Nearly two weeks after the All Blacks arrival in London the crowd turning up at signings has changed somewhat.
Where it used to just be Kiwi expats, now it's supporters from all over the world.
And they're getting nothing short of the royal treatment.
In the business hub of Canary Wharf, it seems some people skipped work to see the All Blacks.
The youngest fans were the most awed, with even a young Italian fan bowing to Ma'a Nonu.
"Ma'a does have that effect on people," says Conrad Smith. "For me it hasn't happened very often but I've seen a lot of people bow to Ma'a."
One of the questions that always comes up when the All Blacks do sessions is about the haka, and one of the first questions asked today is what is with the new V-formation.
"[It] just brings us all together, makes everyone a bit more comfy about where they're meant to be as well," says Aaron Smith. "Sometimes you get guys that don't want to be stuck at the front. I can't go into too much depth about what the meaning is but it's cool for us."
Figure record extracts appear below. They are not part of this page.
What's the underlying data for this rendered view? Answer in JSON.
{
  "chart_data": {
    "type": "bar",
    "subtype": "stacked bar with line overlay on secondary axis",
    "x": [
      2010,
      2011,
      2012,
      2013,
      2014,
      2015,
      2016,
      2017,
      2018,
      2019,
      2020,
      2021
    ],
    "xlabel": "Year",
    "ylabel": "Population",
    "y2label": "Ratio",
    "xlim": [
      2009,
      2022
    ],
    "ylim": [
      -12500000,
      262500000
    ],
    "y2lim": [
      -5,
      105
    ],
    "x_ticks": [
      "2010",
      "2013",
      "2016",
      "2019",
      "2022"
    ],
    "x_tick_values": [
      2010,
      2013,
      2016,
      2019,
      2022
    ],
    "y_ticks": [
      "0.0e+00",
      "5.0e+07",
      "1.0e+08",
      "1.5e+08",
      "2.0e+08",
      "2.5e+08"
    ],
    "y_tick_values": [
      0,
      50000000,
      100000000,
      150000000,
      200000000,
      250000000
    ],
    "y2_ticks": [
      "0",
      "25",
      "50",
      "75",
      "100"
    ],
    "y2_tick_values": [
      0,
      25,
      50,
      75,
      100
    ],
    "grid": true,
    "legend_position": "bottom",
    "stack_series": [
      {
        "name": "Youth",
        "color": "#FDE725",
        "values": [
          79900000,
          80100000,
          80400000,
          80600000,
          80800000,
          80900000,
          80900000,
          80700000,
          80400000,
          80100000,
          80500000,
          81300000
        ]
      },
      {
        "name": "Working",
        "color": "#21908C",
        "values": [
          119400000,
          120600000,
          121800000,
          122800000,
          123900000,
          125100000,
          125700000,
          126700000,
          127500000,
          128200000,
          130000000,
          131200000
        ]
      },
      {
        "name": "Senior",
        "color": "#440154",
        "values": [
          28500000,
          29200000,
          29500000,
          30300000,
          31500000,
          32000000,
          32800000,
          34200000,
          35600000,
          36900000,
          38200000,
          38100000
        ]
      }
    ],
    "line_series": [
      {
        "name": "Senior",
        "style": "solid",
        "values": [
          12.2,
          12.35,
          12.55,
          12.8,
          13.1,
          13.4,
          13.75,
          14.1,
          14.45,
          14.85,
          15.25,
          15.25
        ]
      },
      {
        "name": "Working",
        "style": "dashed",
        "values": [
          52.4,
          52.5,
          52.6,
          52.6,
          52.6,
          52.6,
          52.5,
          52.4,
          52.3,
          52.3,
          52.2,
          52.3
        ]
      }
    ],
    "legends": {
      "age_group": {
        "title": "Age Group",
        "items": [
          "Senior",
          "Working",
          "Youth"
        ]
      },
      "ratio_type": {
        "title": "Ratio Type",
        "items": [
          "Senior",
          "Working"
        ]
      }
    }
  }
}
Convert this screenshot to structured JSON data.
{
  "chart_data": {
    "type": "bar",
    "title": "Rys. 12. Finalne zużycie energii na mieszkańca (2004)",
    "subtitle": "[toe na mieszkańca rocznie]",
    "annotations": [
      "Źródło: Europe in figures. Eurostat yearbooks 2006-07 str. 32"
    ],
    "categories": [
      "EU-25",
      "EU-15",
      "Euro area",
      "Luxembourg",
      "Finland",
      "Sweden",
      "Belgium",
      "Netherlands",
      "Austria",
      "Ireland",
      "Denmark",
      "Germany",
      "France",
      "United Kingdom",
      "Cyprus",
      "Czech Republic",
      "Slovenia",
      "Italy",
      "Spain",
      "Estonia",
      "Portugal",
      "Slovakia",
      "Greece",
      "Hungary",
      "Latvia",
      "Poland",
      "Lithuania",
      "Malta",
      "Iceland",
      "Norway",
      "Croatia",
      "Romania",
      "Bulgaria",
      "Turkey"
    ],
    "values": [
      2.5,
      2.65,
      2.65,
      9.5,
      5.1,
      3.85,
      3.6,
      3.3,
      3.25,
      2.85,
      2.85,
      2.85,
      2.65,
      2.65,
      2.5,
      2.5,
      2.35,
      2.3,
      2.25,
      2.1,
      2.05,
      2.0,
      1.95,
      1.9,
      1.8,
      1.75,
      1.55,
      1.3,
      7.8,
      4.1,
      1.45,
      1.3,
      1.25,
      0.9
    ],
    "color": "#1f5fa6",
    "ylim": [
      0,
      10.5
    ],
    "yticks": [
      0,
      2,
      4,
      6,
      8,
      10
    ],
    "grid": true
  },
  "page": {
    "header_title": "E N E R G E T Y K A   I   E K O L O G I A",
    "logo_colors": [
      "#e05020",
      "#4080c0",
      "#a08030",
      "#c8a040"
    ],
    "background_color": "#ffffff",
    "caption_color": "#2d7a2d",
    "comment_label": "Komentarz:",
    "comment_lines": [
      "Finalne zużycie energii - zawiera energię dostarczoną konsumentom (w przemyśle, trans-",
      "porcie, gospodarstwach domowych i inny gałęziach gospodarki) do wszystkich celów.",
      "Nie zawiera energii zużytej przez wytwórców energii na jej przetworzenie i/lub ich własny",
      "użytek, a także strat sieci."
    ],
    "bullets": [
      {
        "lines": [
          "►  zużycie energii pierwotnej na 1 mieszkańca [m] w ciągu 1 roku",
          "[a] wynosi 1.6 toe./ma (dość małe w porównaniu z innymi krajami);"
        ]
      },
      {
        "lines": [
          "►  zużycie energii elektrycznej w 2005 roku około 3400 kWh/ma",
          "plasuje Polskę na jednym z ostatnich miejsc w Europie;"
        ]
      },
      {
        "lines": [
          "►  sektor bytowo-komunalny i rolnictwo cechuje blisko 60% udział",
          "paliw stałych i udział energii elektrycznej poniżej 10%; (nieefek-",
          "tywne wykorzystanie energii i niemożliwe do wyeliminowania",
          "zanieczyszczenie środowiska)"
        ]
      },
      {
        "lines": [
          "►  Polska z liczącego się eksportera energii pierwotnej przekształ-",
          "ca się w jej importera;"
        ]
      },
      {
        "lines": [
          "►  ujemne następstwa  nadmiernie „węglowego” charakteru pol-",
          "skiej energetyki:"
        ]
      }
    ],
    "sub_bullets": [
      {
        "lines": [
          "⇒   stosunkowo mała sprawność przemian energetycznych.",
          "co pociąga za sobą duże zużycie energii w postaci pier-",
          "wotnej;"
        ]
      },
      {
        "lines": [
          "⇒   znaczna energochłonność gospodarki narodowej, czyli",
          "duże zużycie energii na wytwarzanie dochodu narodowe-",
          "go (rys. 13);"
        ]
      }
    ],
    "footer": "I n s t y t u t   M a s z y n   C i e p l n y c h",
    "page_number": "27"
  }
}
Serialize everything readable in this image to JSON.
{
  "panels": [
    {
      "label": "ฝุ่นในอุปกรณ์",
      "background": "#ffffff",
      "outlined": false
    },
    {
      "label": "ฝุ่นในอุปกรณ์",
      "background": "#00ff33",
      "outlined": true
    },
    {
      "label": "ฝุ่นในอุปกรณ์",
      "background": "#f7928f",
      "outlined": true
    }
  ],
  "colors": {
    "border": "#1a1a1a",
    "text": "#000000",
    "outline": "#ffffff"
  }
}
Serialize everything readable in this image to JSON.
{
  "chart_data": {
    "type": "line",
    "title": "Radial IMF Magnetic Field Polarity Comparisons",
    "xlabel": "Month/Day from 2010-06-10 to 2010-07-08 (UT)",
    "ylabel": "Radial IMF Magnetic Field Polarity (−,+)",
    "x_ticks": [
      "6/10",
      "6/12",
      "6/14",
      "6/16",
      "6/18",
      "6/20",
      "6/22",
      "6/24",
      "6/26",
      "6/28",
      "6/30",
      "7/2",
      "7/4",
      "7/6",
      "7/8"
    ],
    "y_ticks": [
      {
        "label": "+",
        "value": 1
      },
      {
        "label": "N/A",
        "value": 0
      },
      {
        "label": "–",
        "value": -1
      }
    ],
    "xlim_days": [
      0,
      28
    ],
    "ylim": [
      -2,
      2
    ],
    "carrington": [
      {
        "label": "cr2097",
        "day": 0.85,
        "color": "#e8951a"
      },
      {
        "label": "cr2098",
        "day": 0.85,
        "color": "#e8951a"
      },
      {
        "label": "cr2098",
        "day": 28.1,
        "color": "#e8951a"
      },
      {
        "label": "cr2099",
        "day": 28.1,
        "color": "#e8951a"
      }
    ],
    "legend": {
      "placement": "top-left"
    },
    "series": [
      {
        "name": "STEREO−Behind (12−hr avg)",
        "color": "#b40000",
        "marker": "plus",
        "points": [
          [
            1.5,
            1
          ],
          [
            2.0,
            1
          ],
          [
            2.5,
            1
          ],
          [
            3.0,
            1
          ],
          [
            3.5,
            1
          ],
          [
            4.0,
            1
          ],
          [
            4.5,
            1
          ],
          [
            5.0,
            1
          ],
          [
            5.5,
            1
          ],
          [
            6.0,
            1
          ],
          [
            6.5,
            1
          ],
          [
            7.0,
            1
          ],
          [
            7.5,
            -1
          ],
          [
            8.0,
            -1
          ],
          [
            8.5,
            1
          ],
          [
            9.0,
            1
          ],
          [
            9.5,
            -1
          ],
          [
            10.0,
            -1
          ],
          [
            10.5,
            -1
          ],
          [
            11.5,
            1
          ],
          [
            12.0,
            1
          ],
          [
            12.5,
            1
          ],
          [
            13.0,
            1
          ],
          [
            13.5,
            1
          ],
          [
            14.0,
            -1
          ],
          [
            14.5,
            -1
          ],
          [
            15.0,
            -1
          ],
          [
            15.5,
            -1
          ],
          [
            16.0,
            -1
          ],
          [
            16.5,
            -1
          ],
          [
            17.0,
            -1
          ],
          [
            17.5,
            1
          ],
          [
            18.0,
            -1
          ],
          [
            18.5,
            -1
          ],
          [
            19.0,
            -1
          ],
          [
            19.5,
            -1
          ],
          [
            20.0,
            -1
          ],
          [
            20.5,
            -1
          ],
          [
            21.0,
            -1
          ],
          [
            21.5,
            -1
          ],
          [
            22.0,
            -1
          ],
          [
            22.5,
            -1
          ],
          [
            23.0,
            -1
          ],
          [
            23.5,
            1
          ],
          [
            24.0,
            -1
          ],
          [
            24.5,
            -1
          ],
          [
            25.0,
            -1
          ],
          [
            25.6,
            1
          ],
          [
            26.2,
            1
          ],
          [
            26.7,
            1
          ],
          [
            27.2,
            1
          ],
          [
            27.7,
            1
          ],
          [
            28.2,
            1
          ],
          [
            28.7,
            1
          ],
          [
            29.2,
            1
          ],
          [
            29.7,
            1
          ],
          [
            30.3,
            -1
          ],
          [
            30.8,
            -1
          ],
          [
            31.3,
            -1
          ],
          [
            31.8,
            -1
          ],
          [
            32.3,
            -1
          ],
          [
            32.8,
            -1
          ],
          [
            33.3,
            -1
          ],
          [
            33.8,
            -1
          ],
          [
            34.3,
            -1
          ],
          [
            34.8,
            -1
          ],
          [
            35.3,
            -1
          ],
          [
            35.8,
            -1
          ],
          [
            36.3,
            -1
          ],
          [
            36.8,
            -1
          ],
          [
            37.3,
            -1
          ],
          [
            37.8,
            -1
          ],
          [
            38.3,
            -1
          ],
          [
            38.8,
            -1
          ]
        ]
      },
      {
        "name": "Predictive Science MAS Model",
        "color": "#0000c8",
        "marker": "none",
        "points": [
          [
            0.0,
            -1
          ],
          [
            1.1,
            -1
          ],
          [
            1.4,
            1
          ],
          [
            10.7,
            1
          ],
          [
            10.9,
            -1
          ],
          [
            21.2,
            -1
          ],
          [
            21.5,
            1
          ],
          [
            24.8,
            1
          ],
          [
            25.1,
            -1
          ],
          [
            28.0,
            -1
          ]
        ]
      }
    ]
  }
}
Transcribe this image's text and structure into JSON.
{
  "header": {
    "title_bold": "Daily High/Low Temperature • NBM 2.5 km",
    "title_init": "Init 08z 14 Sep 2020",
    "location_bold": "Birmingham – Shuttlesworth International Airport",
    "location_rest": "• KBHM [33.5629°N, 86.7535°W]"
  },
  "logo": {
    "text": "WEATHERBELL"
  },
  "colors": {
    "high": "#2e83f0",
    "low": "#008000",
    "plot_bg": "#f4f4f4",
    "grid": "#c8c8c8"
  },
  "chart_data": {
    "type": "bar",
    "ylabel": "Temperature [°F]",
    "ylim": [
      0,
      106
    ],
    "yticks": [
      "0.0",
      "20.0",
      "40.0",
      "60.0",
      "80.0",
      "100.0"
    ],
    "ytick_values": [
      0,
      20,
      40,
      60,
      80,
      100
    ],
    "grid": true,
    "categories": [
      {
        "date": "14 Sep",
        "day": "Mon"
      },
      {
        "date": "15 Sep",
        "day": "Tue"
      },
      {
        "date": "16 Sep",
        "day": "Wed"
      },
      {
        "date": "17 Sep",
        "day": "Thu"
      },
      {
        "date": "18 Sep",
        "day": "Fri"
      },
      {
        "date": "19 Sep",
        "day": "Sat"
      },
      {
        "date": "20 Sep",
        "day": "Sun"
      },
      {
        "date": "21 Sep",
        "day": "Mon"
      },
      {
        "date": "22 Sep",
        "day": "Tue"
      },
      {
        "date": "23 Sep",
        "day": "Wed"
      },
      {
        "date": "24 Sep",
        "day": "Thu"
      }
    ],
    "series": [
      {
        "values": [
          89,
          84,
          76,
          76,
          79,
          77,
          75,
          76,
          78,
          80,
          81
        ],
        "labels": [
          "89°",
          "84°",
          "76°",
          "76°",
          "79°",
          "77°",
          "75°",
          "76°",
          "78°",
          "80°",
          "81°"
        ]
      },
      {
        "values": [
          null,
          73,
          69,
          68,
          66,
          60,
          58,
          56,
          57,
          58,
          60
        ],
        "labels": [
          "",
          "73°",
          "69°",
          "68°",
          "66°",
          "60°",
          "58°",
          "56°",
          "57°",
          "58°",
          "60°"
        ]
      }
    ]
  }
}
What Aaron was happier to reveal were his thoughts on the team's haircuts, and as a trained hairdresser he's qualified to do so.
"The boys like to keep it pretty fresh. Ma'a is good. Sonny's always got a good lid. Mine's pretty short because I'm going grey – thanks Mum. Then when we got our humble lawyer, he's just keeping it real."
There's real support for the team now too. All Black shirts sold out at the flagship store on London's Oxford St.